[Form 4] SunLink Health Systems, Inc Insider Trading Activity
Steven J. Baileys, a reporting person for SunLink Health Systems, Inc. (SSY), reported multiple dispositions on 08/14/2025 that reduced his beneficial ownership in SunLink to 0 shares. The Form 4 shows sales/dispositions of 832,844 common shares in aggregate (551,244 + 50,000 + 50,000 + 180,000 + 1,600), and the filing notes these changes occurred at the effective time of a merger between SunLink and Regional Health Properties, Inc., under which SunLink shares were converted into Regional common stock and a Series D preferred share right per the merger terms. Several director stock options (5,000; 12,000; 10,000) were recorded as disposed/terminated in the merger, leaving 0 underlying shares held after the transactions.
- None.
- Reporting person reduced beneficial ownership to zero for SunLink common stock after the merger exchange, indicating no remaining direct or indirect holdings.
- Director stock options were terminated in the merger, with three option grants (5,000; 12,000; 10,000) recorded as disposed, leaving 0 underlying shares.
Insights
TL;DR: Insider reported full disposition of SunLink common shares and termination of certain director options as part of a merger exchange.
The Form 4 documents material disposals by the reporting person on 08/14/2025 that reduced direct and indirect holdings in SunLink to zero. The filing explains the mechanism: at the merger Effective Time each five SunLink shares converted into 1.1330 Regional common shares plus one Series D preferred right. The reported disposals and option terminations are consistent with a corporate combination that altered equity holdings rather than open-market trades. This is a routine post-merger ownership reconciliation rather than an operational disclosure about SunLink's business metrics.

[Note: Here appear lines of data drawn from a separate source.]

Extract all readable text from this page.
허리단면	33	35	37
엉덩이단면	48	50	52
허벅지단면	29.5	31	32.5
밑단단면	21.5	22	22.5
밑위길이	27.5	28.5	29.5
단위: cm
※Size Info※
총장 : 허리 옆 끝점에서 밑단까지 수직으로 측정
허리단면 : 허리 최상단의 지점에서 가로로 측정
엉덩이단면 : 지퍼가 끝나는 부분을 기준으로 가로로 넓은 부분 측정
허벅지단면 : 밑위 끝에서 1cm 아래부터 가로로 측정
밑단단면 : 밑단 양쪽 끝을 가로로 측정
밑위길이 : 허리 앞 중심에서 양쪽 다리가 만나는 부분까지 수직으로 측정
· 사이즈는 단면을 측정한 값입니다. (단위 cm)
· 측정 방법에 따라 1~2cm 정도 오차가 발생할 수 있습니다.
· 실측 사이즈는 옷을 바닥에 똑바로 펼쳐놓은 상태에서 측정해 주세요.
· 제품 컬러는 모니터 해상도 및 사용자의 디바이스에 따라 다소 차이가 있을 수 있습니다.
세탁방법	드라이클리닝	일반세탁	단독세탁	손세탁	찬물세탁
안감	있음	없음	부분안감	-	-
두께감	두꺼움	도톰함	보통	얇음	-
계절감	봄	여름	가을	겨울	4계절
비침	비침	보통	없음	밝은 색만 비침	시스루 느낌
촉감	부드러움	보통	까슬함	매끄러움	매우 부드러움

TL;DR: Report reflects governance-level ownership changes due to a merger, including option termination and trust-held shares.
The filing clarifies that dispositions include direct, trustee-held and spouse/IRA holdings, and that certain director stock options were terminated per merger terms. The explicit mention of indirect holdings (trust FBO beneficiaries, IRA, spouse) shows comprehensive reporting of beneficial ownership shifts. From a governance perspective, this documents compliance with Section 16 reporting obligations following a structural corporate event.